Sa famille est connue pour ses excès. Des feuilles épaisses comme du cuir, atteignant souvent plus de 1 mètre d’envergure, qui valent à certaines le surnom d’« oreilles d’éléphant », des robes panachées très recherchées vendues parfois 200 à 300 euros à des collectionneurs…
Chez les alocasias, tout est affaire de grandeur. Mais, dans cette botanique de la démesure, l’alocasia tiny dancer, 40 centimètres maximum, perchée sur des pointes, prend le contre-pied de sa lignée. « Ses tiges sont souples, fines et retombantes, contrairement à celles de ses cousines, toujours raides et érigées », décrit Daniel Verhille, de la pépinière A l’ombre des figuiers, à Quimper.

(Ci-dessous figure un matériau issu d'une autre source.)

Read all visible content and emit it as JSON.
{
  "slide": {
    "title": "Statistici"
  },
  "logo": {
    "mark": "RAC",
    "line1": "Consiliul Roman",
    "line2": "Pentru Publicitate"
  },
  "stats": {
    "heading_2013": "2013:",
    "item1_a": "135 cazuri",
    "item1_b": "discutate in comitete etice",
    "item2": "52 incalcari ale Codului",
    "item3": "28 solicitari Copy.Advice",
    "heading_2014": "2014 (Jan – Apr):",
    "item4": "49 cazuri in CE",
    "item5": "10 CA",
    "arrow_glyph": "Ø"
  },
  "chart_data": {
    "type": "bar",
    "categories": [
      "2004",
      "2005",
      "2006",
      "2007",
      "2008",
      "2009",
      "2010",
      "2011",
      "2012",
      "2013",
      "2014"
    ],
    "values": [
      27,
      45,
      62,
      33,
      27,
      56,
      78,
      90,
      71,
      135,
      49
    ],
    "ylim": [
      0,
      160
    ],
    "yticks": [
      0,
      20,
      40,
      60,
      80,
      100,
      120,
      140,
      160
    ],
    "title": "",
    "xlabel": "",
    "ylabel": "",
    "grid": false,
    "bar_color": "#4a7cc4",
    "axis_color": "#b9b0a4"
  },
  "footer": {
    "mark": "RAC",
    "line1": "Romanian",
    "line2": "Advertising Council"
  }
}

Ce pur produit fabriqué in vitro par la main de l’homme ne survivrait pas trois jours dans un jardin balinais, mais il est parfaitement adapté au format d’une salle de bains de poche. D’où son succès. « Aujourd’hui, elle vient des Pays-Bas, qui en tirent 10 000 plants à partir d’une seule feuille, observe le pépiniériste de collection. C’est la grosse cavalerie. » La tiny dancer n’a pourtant pas débarqué en trombe.
Feuilles mi-flèches, mi-cœurs
Bryan Balhan, de Racine L’atelier végétal, à Hyères, l’a connue à ses débuts. Il y a encore quatre ans, difficile à vendre et à trouver, elle performait pour 35 euros le pot. Deux ans et quelques numéros de claquettes sur Instagram plus tard, la tiny dancer a percé et se fait nettement plus abordable.
« C’est un peu la chouchou du moment », constate le jardinier paysagiste hyérois. Mais son succès ne tient pas seulement à son profil de petite plante bien pratique. Contrairement aux alocasias spectaculaires par la taille ou le veinage, celle-ci joue le rythme et la ligne plus que la masse. Elle fonctionne comme un objet graphique vivant et virevoltant.
Placée dans un pot de terre sphérique, la tiny dancer s’ouvre dans l’espace en formant une structure éclatée, ses tiges, presque calligraphiques, semblent onduler sur un air de danse indienne, ses feuilles banalement vertes, mi-flèches, mi-cœurs, flotter en suspension. « C’est une petite sculpture », assure Bryan Balhan, une sorte de Shiva miniature exécutant sa danse cosmique.
Nom savant « Alocasia ».
Zone de prédilection Dans un pot, placé en intérieur.
Floraison Insignifiante et imprévisible.
Entretien L’arroser et vider sa soucoupe régulièrement.
Aime La lumière vive mais sans soleil direct, qui brûlerait ses feuilles.
N’aime pas L’eau trop froide et calcaire.